Managing Prompt Size and Token Count
Major mistake — not counting tokens before sending. tiktoken (Python) or gpt-tokenizer (JS) give exact count:
import tiktoken
enc = tiktoken.encoding_for_model("gpt-4o")
token_count = len(enc.encode(text))
if token_count < 100_000:
return await direct_summarize(text)
elif token_count < 500_000:
return await map_reduce_summarize(text, chunk_size=8000)
else:
return await map_reduce_summarize(text, chunk_size=4000)
Different summary types — different prompts:
- Executive summary (for management): 3–5 sentences, only key decisions and numbers
- Detailed narrative: structured list with subheadings
- Key points list: bullets without flowing text
- Question answer: "what is this document and what should be done"
On mobile — offer user choice of summary type before starting.
Summarization Progress on Mobile
Summarizing 100-page document takes 15–60 seconds. Without progress indicator — bad UX. Backend sends events via SSE:
event: progress
data: {"step": "chunking", "total_chunks": 12, "completed": 0}
event: progress
data: {"step": "summarizing", "total_chunks": 12, "completed": 4}
event: result
data: {"summary": "...", "word_count": 450}
On mobile client — progress bar with step description, animated text like "Processing pages 1–25...".
Streaming final summary also important. User sees text appearing gradually, not waiting several seconds for complete response.
Long Document Specifics
Lost in the Middle. Research shows LLMs process information from middle of long context worse than beginning and end. With Map-Reduce not a problem — each chunk in its own context. With direct summarization — important to know the limitation.
Duplication in summary. With Map-Reduce, final summarization may repeat similar points from different chunks. Explicitly state in prompt: "Merge similar points, don't repeat one idea twice".

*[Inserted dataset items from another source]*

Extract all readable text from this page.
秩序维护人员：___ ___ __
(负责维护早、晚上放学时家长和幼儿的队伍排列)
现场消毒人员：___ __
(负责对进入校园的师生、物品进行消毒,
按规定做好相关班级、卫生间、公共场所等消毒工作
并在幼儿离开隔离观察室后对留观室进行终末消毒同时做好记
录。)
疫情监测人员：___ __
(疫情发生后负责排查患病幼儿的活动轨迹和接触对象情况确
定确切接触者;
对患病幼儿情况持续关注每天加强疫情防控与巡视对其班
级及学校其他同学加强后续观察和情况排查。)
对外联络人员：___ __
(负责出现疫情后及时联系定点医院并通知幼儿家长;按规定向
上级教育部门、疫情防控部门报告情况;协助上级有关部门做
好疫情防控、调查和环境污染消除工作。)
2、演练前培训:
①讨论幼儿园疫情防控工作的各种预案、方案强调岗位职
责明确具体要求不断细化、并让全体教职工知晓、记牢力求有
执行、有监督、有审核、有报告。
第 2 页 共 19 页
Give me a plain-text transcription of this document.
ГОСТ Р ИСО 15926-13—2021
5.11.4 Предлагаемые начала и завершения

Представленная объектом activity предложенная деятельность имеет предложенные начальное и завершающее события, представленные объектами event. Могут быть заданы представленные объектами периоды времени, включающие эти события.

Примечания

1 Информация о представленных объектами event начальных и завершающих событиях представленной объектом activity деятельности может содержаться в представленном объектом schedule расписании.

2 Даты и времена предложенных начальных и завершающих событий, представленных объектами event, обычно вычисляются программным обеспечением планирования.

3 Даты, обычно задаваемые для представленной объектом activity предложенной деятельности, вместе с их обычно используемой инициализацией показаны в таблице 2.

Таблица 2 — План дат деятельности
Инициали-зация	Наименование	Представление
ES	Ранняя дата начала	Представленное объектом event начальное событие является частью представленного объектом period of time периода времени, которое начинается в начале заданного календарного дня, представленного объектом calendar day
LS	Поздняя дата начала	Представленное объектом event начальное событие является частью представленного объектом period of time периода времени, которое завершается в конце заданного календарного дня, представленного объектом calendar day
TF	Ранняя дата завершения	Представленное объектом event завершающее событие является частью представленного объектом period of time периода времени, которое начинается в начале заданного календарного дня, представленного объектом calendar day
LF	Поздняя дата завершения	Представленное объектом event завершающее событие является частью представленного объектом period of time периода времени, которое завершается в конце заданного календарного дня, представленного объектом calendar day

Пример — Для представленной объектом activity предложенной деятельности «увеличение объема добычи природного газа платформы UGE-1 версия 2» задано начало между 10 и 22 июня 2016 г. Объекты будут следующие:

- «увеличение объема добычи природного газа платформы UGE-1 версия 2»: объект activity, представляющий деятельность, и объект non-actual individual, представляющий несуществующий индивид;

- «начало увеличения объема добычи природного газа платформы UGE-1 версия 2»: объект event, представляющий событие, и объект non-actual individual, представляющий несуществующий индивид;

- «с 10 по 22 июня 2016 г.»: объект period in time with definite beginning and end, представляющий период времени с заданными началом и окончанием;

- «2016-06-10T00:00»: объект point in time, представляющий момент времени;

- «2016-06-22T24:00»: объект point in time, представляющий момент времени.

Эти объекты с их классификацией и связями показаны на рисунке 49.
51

Structured output. For legal and financial documents, summary in JSON format with fixed fields (parties, obligations, deadlines, key_figures) is more reliable than free text. OpenAI response_format: {"type": "json_object"} or Anthropic structured outputs.
Caching
Summarizing one document costs money. Cache results by content hash + summary type. Redis with 7–30 day TTL — standard approach. If document changes — invalidate cache by document_id.
Implementation Timeline
Determine strategy for different document sizes → server pipeline with Map-Reduce → streaming API with progress → mobile UI with summary type selection → caching → test quality on real documents.
Basic summarization (up to 100K tokens) with mobile UI — 1–2 weeks. Full pipeline with Map-Reduce, streaming, caching, multiple summary types — 3–5 weeks.